Le restrizioni introdotte dalla Riforma Orlando
La decisione della Corte si fonda sull’interpretazione dell’articolo 448, comma 2-bis, del codice di procedura penale. Questa norma, introdotta nel 2017, ha lo scopo di deflazionare il carico della Cassazione impedendo ricorsi su sentenze di patteggiamento che non riguardino questioni puramente giuridiche o la legalità della pena stessa.
Secondo i giudici, i motivi prospettati nel caso di specie sono inammissibili proprio perché esulano dalle ipotesi tassativamente indicate dalla legge. La scelta del patteggiamento implica un’accettazione della pena che preclude, di fatto, successive contestazioni sul merito della decisione, a meno che non si configuri una vera e propria “pena illegale”, ovvero una sanzione non prevista dall’ordinamento o superiore ai limiti edittali.
Implicazioni della dichiarazione di inammissibilità
Quando un ricorso viene dichiarato inammissibile “de plano” (ovvero senza necessità di discussione in udienza pubblica), scattano sanzioni accessorie per il ricorrente. La legge prevede infatti l’obbligo di rifondere le spese del procedimento e, quasi sempre, il pagamento di una somma a favore della Cassa delle Ammende, che nel caso in esame è stata quantificata in tremila euro.
Questa misura ha una funzione deterrente contro i ricorsi meramente dilatori o privi di fondamento giuridico, specialmente in procedimenti dove l’imputato ha già espresso il proprio consenso alla condanna.
Le motivazioni
Le motivazioni della Corte risiedono nella natura stessa del rito speciale. L’art. 448, comma 2-bis c.p.p. limita l’impugnabilità alle sole ipotesi di violazione di legge tassativamente indicate. Non possono essere oggetto di ricorso i vizi di motivazione riguardanti la mancata applicazione delle generiche o la misura della pena irrogata, poiché queste valutazioni non integrano la fattispecie di pena illegale come definita dalla giurisprudenza delle Sezioni Unite.
Le conclusioni
Le conclusioni tratte dal provvedimento confermano che il patteggiamento è un patto sulla pena che vincola le parti e limita il controllo superiore alla sola regolarità formale e sostanziale della sanzione sotto il profilo della legalità.

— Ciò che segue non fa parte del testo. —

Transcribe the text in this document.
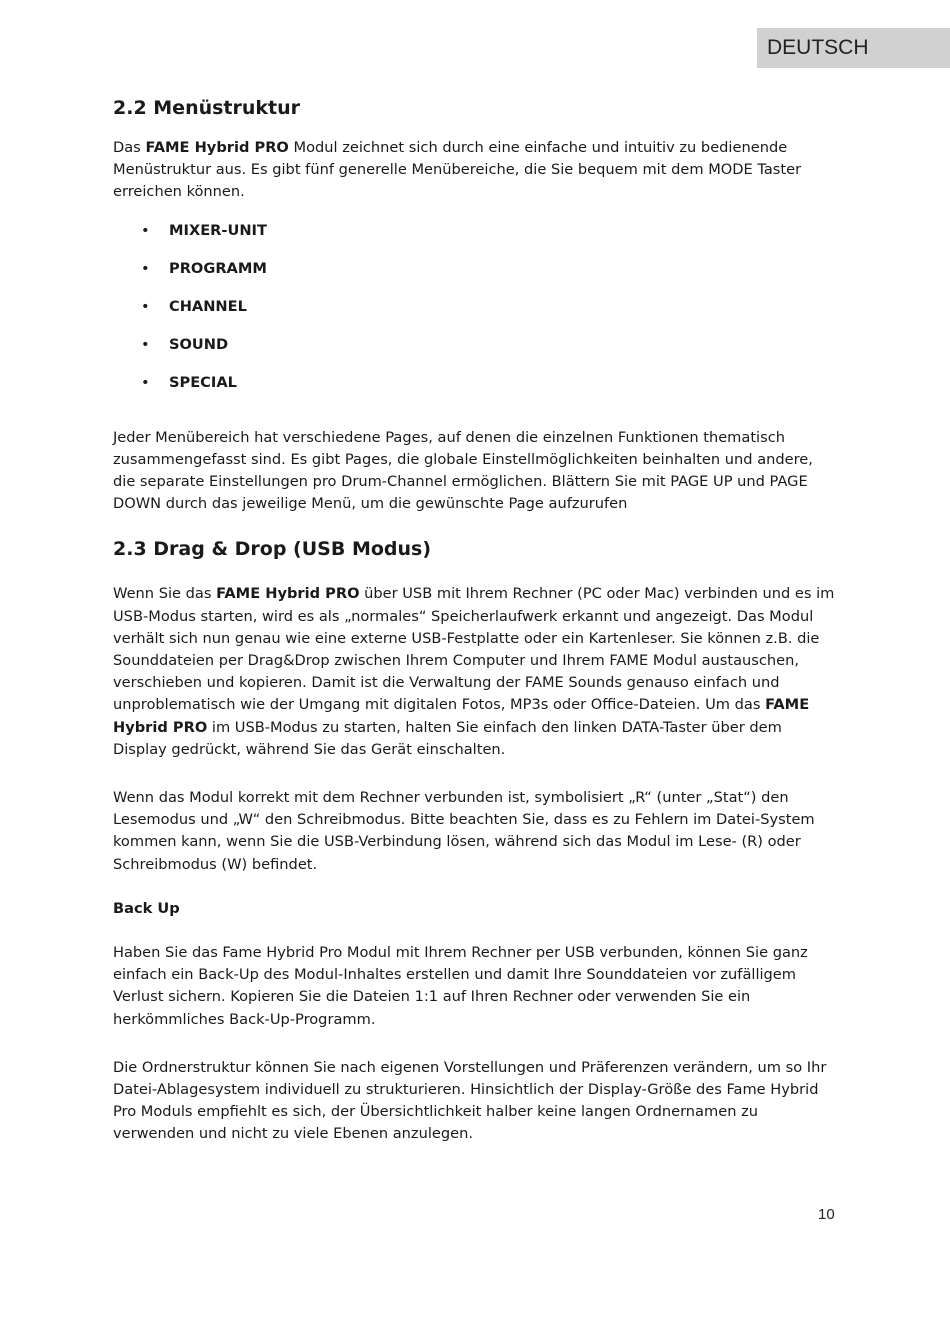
DEUTSCH
2.2 Menüstruktur

Das FAME Hybrid PRO Modul zeichnet sich durch eine einfache und intuitiv zu bedienende Menüstruktur aus. Es gibt fünf generelle Menübereiche, die Sie bequem mit dem MODE Taster erreichen können.

• MIXER-UNIT
• PROGRAMM
• CHANNEL
• SOUND
• SPECIAL

Jeder Menübereich hat verschiedene Pages, auf denen die einzelnen Funktionen thematisch zusammengefasst sind. Es gibt Pages, die globale Einstellmöglichkeiten beinhalten und andere, die separate Einstellungen pro Drum-Channel ermöglichen. Blättern Sie mit PAGE UP und PAGE DOWN durch das jeweilige Menü, um die gewünschte Page aufzurufen

2.3 Drag & Drop (USB Modus)

Wenn Sie das FAME Hybrid PRO über USB mit Ihrem Rechner (PC oder Mac) verbinden und es im USB-Modus starten, wird es als „normales“ Speicherlaufwerk erkannt und angezeigt. Das Modul verhält sich nun genau wie eine externe USB-Festplatte oder ein Kartenleser. Sie können z.B. die Sounddateien per Drag&Drop zwischen Ihrem Computer und Ihrem FAME Modul austauschen, verschieben und kopieren. Damit ist die Verwaltung der FAME Sounds genauso einfach und unproblematisch wie der Umgang mit digitalen Fotos, MP3s oder Office-Dateien. Um das FAME Hybrid PRO im USB-Modus zu starten, halten Sie einfach den linken DATA-Taster über dem Display gedrückt, während Sie das Gerät einschalten.

Wenn das Modul korrekt mit dem Rechner verbunden ist, symbolisiert „R“ (unter „Stat“) den Lesemodus und „W“ den Schreibmodus. Bitte beachten Sie, dass es zu Fehlern im Datei-System kommen kann, wenn Sie die USB-Verbindung lösen, während sich das Modul im Lese- (R) oder Schreibmodus (W) befindet.

Back Up

Haben Sie das Fame Hybrid Pro Modul mit Ihrem Rechner per USB verbunden, können Sie ganz einfach ein Back-Up des Modul-Inhaltes erstellen und damit Ihre Sounddateien vor zufälligem Verlust sichern. Kopieren Sie die Dateien 1:1 auf Ihren Rechner oder verwenden Sie ein herkömmliches Back-Up-Programm.

Die Ordnerstruktur können Sie nach eigenen Vorstellungen und Präferenzen verändern, um so Ihr Datei-Ablagesystem individuell zu strukturieren. Hinsichtlich der Display-Größe des Fame Hybrid Pro Moduls empfiehlt es sich, der Übersichtlichkeit halber keine langen Ordnernamen zu verwenden und nicht zu viele Ebenen anzulegen.

10
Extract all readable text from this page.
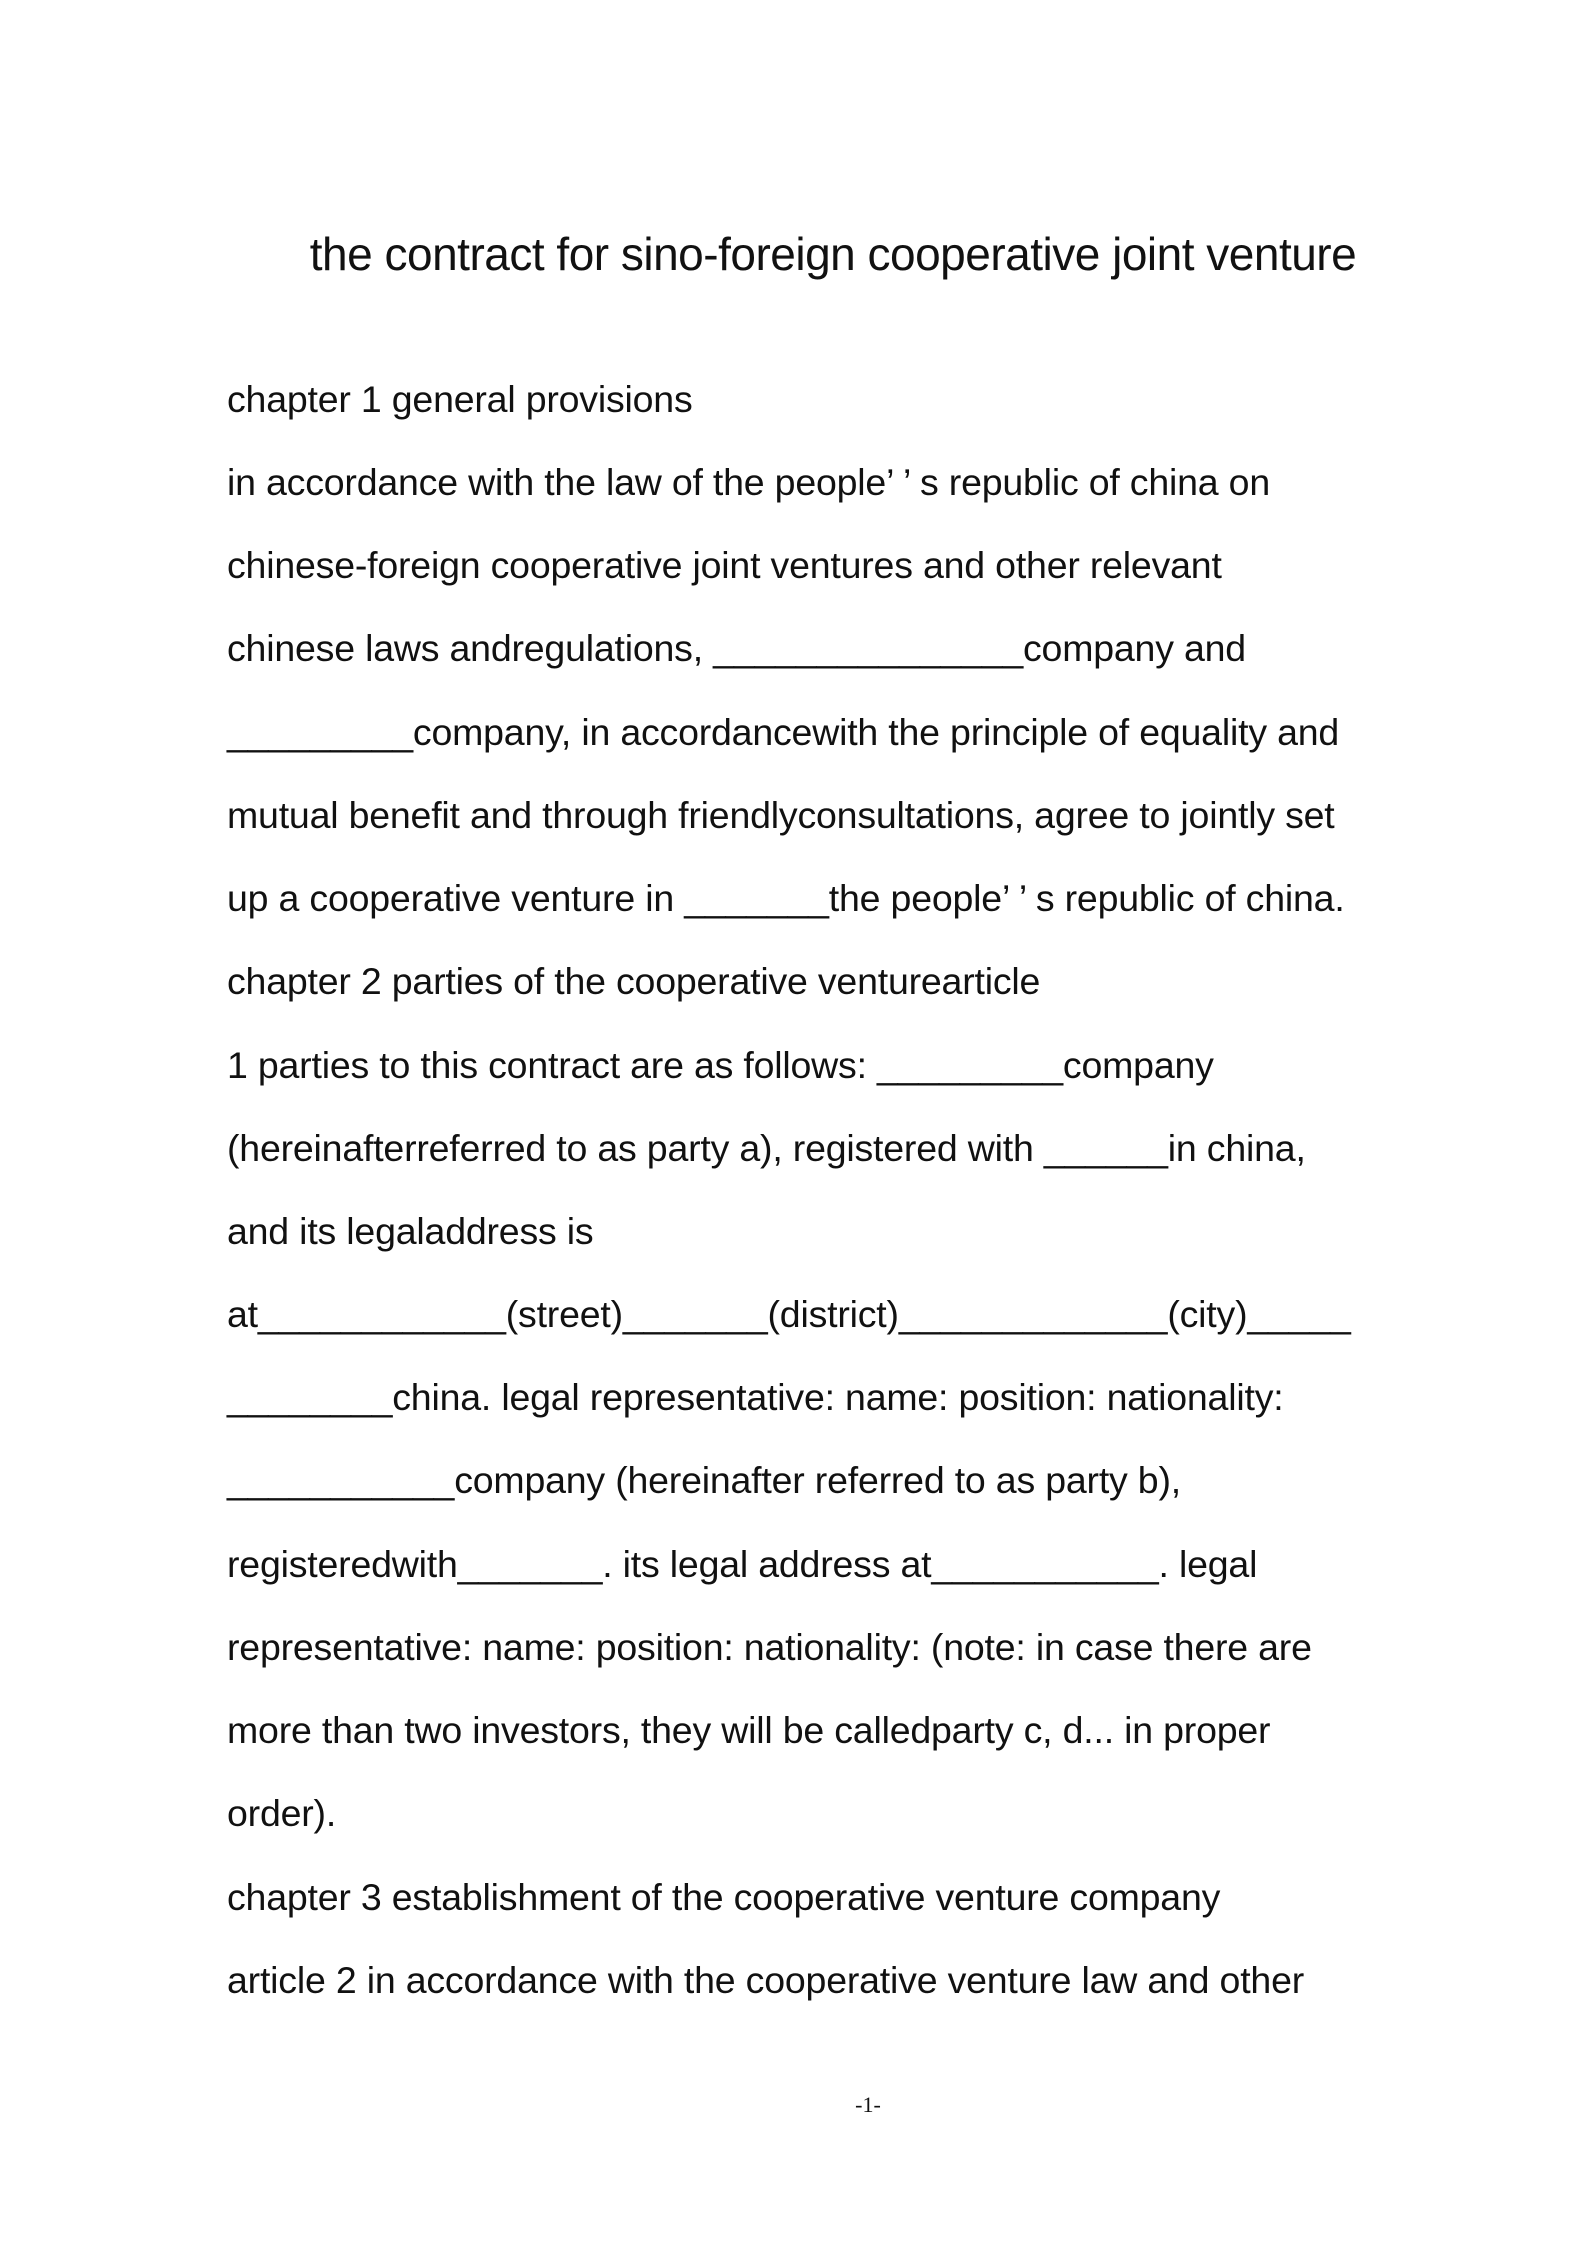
the contract for sino-foreign cooperative joint venture

chapter 1 general provisions

in accordance with the law of the people’ ’ s republic of china on

chinese-foreign cooperative joint ventures and other relevant

chinese laws andregulations, _______________company and

_________company, in accordancewith the principle of equality and

mutual benefit and through friendlyconsultations, agree to jointly set

up a cooperative venture in _______the people’ ’ s republic of china.

chapter 2 parties of the cooperative venturearticle

1 parties to this contract are as follows: _________company

(hereinafterreferred to as party a), registered with ______in china,

and its legaladdress is

at____________(street)_______(district)_____________(city)_____

________china. legal representative: name: position: nationality:

___________company (hereinafter referred to as party b),

registeredwith_______. its legal address at___________. legal

representative: name: position: nationality: (note: in case there are

more than two investors, they will be calledparty c, d... in proper

order).

chapter 3 establishment of the cooperative venture company

article 2 in accordance with the cooperative venture law and other

-1-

Il ricorso è stato dunque rigettato con conseguente condanna al pagamento delle spese processuali e della sanzione pecuniaria, riaffermando il principio che la discrezionalità del giudice nel pesare le attenuanti non è sindacabile in Cassazione dopo un accordo tra le parti.
Si può fare ricorso se il giudice non concede le attenuanti in un patteggiamento?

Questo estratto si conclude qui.